Habertürk
    Takipde Kalın!
      Günlük gelişmeleri takip edebilmek için habertürk uygulamasını indirin
        Haberler Gündem KÖŞK'E 'OLCAY BAYKAL' FORMÜLÜ

        Türkiye, uzun süredir bugün TBMM’de yapılacak üçüncü turda cumhurbaşkanı seçilmesi beklenen Abdullah Gül’ün eşinin başörtüsünü tartışıyor. Hayrünnisa Hanım’ın Çankaya Köşkü’nde nasıl bir tutum izleyeceği merak konusu. Tartışmaların boyutu, Hayrünnisa Gül’ün resmi davetlere katılıp katılmayacağından, türbanının modeline kadar geniş bir yelpazeye yayılırken Abdullah Gül, izlenecek yöntemi çarpıcı bir örnekle açıkladı. Hayrünnisa Gül, yeni dönemde Deniz Baykal’ın eşi Olcay Baykal modelini benimseyecek.
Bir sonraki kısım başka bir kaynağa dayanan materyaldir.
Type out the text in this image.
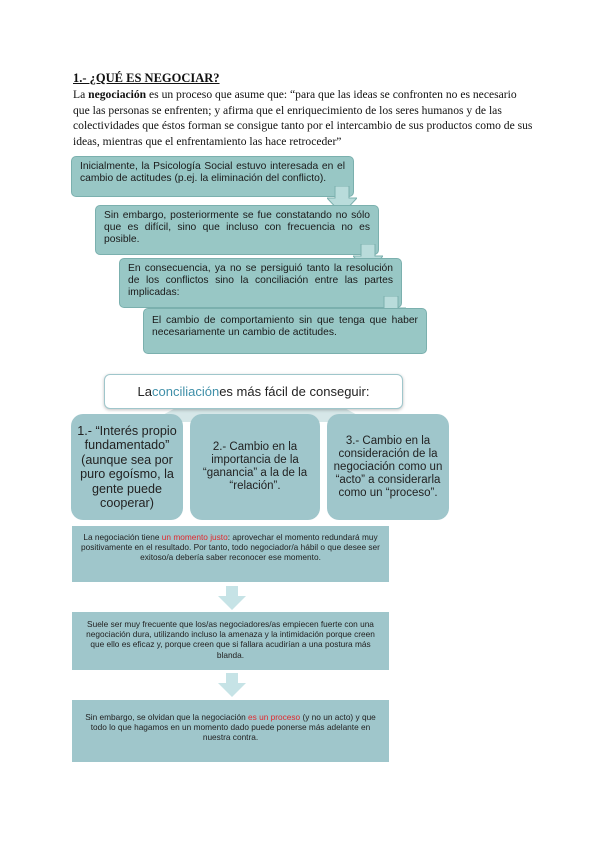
1.- ¿QUÉ ES NEGOCIAR?
La negociación es un proceso que asume que: “para que las ideas se confronten no es necesario que las personas se enfrenten; y afirma que el enriquecimiento de los seres humanos y de las colectividades que éstos forman se consigue tanto por el intercambio de sus productos como de sus ideas, mientras que el enfrentamiento las hace retroceder”
Inicialmente, la Psicología Social estuvo interesada en el cambio de actitudes (p.ej. la eliminación del conflicto).
Sin embargo, posteriormente se fue constatando no sólo que es difícil, sino que incluso con frecuencia no es posible.
En consecuencia, ya no se persiguió tanto la resolución de los conflictos sino la conciliación entre las partes implicadas:
El cambio de comportamiento sin que tenga que haber necesariamente un cambio de actitudes.
La conciliación es más fácil de conseguir:
1.- “Interés propio fundamentado” (aunque sea por puro egoísmo, la gente puede cooperar)
2.- Cambio en la importancia de la “ganancia” a la de la “relación”.
3.- Cambio en la consideración de la negociación como un “acto” a considerarla como un “proceso”.
La negociación tiene un momento justo: aprovechar el momento redundará muy positivamente en el resultado. Por tanto, todo negociador/a hábil o que desee ser exitoso/a debería saber reconocer ese momento.
Suele ser muy frecuente que los/as negociadores/as empiecen fuerte con una negociación dura, utilizando incluso la amenaza y la intimidación porque creen que ello es eficaz y, porque creen que si fallara acudirían a una postura más blanda.
Sin embargo, se olvidan que la negociación es un proceso (y no un acto) y que todo lo que hagamos en un momento dado puede ponerse más adelante en nuestra contra.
Nitekim geçtiğimiz hafta Sayın Gül ile yaptığım özel bir sohbette Gül “Olcay Hanım hiçbir yere katılmıyor. Hayrünnisa Hanım da katılmayacak. Basın Olcay Hanım’ı hiç konu etmiyor. Hayrünnisa Hanım’ı da konu etmemeli. Türkiye’de yapılacak daha çok iş var” dedi.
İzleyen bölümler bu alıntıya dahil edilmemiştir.